WARTABANJAR.COM, BANJARBARU – Banjarbaru memperpanjang status PPKM level 4 hingga 20 September 2021 mendatang. Hal ini berdasarkan keputusan dari Komite Penanganan Covid-19 dan Pemulihan Ekonomi Nasional (KPC-PEN) yang dikoordinatori oleh Menteri Koordinator Bidang Perekonomian, Airlangga Hartanto.
Berdasarkan assessment KPC PEN, Kota Banjarbaru tetap berada di PPKM level 4 sebabkan oleh dua mobilitas masyarakat yang masih tinggi dan angka kematian yang tinggi masih melebihi level nasional sebesar 5.12.
Kepala Bagian Humas Pemko Banjarbaru, Dedy Soetoyo mengatakan, pemerintah pusat meminta Satgas Covid Kota Banjarbaru untuk lebih fokus dalam mengurangi mobilitas masyarakat melalui kegiatan pembatasan kerumunan, pembatasan penyelenggaraan event serta melakukan upaya pengurangan angka kematian di Kota Banjarbaru.

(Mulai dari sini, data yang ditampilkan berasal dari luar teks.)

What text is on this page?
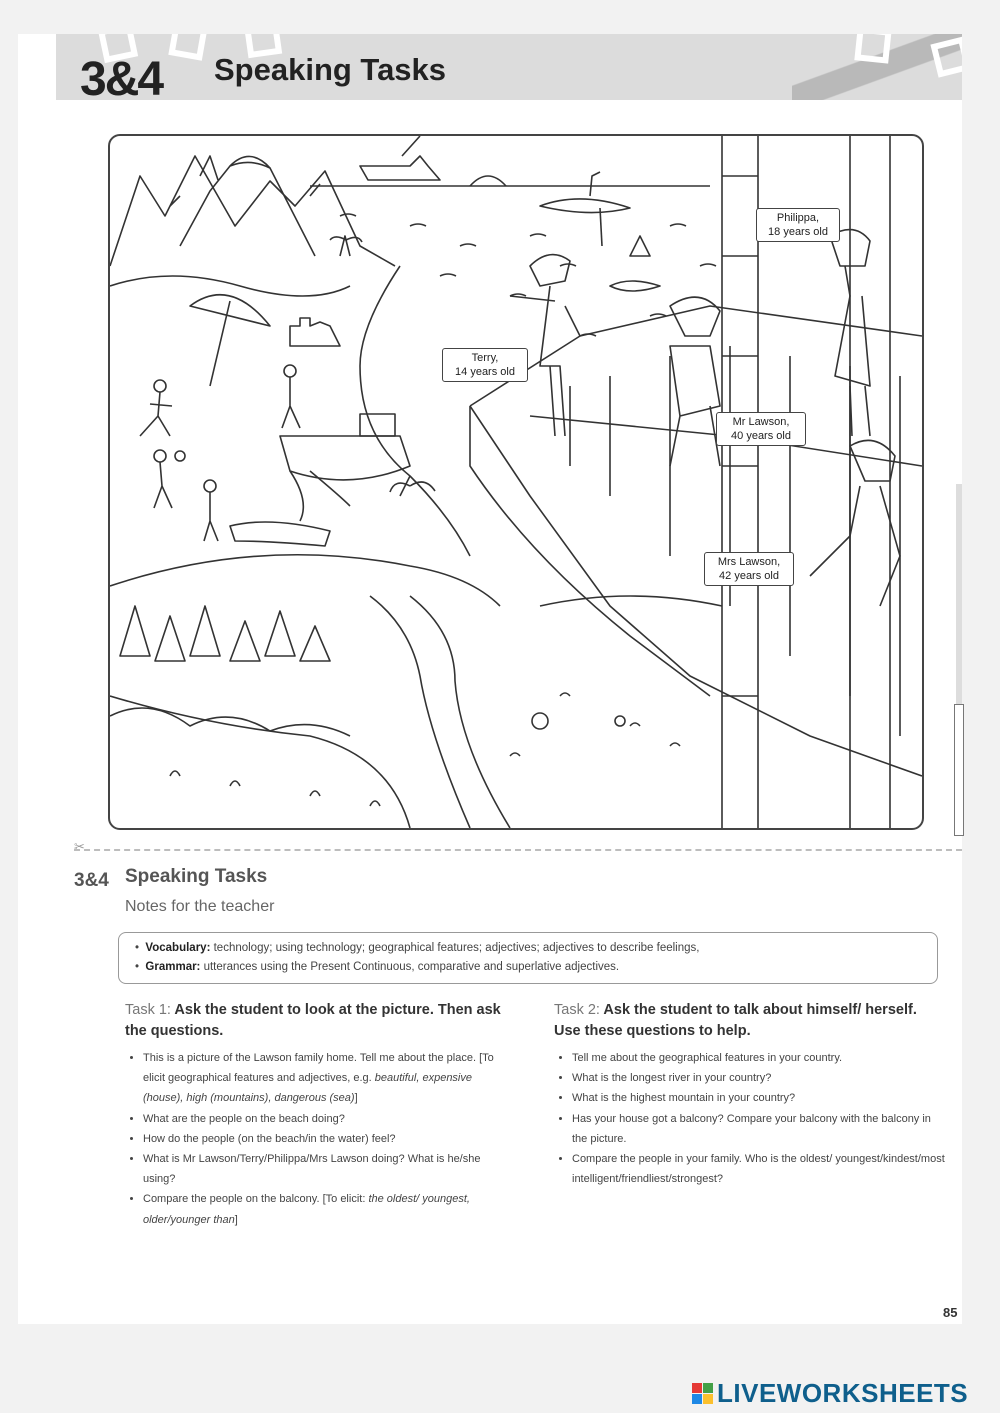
3&4 Speaking Tasks
Philippa,
18 years old
Terry,
14 years old
Mr Lawson,
40 years old
Mrs Lawson,
42 years old
✂
3&4 Speaking Tasks
Notes for the teacher
•  Vocabulary: technology; using technology; geographical features; adjectives; adjectives to describe feelings,
•  Grammar: utterances using the Present Continuous, comparative and superlative adjectives.
Task 1: Ask the student to look at the picture. Then ask the questions.
• This is a picture of the Lawson family home. Tell me about the place. [To elicit geographical features and adjectives, e.g. beautiful, expensive (house), high (mountains), dangerous (sea)]
• What are the people on the beach doing?
• How do the people (on the beach/in the water) feel?
• What is Mr Lawson/Terry/Philippa/Mrs Lawson doing? What is he/she using?
• Compare the people on the balcony. [To elicit: the oldest/ youngest, older/younger than]
Task 2: Ask the student to talk about himself/ herself. Use these questions to help.
• Tell me about the geographical features in your country.
• What is the longest river in your country?
• What is the highest mountain in your country?
• Has your house got a balcony? Compare your balcony with the balcony in the picture.
• Compare the people in your family. Who is the oldest/ youngest/kindest/most intelligent/friendliest/strongest?
85
LIVEWORKSHEETS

Berkaitan dengan angka kematian yang tinggi di Kota Banjarbaru, diperkirakan karena banyaknya masyarakat yang terlambat untuk memeriksakan diri setelah terpapar.

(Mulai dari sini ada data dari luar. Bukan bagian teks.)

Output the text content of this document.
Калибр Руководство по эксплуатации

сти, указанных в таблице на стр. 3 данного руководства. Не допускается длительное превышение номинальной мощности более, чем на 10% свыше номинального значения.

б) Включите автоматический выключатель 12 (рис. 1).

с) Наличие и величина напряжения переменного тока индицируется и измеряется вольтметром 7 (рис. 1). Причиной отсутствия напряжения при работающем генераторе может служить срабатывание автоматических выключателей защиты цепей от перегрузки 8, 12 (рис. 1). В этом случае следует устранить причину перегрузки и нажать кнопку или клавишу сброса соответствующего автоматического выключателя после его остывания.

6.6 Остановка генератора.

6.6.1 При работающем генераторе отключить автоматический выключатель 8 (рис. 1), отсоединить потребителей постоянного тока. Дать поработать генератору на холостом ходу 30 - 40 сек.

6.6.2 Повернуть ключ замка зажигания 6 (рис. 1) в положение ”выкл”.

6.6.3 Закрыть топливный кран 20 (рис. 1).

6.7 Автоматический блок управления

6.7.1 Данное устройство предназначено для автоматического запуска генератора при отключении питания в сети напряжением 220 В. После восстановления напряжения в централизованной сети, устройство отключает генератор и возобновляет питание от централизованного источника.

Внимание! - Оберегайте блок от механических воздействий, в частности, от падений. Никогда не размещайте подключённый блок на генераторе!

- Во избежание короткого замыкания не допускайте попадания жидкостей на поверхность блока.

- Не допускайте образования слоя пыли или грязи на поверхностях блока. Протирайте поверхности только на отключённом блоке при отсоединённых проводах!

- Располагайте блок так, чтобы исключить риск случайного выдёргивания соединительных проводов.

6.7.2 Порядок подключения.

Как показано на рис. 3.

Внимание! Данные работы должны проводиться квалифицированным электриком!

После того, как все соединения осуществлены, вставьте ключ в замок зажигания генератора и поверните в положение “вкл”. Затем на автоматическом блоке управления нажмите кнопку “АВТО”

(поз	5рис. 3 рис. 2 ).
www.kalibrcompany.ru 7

“Diharapkan masyarakat lebih waspada akan gejala covid dan segera melaporkan diri ke fasyankes terdekat apabila mengalami gejala covid 19 untuk mendapatkan penanganan,” katanya, Kamis (9/9/2021).

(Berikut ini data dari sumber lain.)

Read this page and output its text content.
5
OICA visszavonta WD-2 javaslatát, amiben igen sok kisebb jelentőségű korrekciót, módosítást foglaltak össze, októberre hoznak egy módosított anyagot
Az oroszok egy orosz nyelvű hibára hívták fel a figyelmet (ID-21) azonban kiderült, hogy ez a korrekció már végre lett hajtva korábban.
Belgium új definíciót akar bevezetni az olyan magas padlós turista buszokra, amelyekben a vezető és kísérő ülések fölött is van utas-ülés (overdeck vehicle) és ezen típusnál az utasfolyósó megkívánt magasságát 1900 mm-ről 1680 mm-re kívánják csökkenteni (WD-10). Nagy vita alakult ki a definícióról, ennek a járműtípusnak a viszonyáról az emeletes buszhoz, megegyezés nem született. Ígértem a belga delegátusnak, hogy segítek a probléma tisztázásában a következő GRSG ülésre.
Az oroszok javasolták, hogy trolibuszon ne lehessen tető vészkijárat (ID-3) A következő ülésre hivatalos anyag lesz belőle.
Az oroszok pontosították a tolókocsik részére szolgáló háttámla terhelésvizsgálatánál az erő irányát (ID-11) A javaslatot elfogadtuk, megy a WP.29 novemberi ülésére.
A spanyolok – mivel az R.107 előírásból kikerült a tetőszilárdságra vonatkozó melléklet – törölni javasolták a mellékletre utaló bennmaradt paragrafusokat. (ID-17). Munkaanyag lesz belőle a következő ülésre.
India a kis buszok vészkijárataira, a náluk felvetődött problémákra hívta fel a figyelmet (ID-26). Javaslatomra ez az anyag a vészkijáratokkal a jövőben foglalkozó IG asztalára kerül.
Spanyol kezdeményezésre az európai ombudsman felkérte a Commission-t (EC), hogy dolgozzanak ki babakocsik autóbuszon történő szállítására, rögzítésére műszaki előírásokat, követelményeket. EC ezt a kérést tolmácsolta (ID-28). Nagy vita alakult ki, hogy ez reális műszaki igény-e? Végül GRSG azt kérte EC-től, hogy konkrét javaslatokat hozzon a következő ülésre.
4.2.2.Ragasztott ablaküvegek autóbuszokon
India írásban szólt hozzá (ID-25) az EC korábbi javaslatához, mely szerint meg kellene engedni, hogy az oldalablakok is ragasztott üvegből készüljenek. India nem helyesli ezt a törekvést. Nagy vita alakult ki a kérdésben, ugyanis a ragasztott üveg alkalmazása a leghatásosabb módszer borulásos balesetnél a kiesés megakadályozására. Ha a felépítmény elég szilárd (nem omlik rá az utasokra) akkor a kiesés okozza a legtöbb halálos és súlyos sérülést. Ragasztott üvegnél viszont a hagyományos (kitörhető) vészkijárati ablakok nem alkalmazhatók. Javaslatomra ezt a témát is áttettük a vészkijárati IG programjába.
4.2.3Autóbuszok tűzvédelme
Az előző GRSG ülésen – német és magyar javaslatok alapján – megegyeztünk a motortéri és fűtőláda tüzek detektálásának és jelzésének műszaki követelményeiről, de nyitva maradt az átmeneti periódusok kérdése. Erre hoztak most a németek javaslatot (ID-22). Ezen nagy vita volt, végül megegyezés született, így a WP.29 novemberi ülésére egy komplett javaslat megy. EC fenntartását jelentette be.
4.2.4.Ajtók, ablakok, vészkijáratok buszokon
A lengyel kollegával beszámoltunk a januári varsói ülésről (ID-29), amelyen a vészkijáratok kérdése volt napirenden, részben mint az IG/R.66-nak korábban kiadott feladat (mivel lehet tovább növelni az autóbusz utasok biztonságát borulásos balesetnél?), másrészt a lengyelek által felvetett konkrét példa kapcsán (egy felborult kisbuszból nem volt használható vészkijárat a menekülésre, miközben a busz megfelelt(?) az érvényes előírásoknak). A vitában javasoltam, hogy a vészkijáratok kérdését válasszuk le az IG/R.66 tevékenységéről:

Terpisah, Kepala Dinas Kesehatan Kota Banjarbaru, Rizana Mirza kepada wartabanjar.com mengatakan, Kota Banjarbaru tetap melanjutkan PPKM level 4, merupakan kebijakan pusat bukan kebijakan Pemko Banjarbaru.
“Mudahan upaya ini bisa menjadikan Banjarbaru lebih baik lagi,” katanya.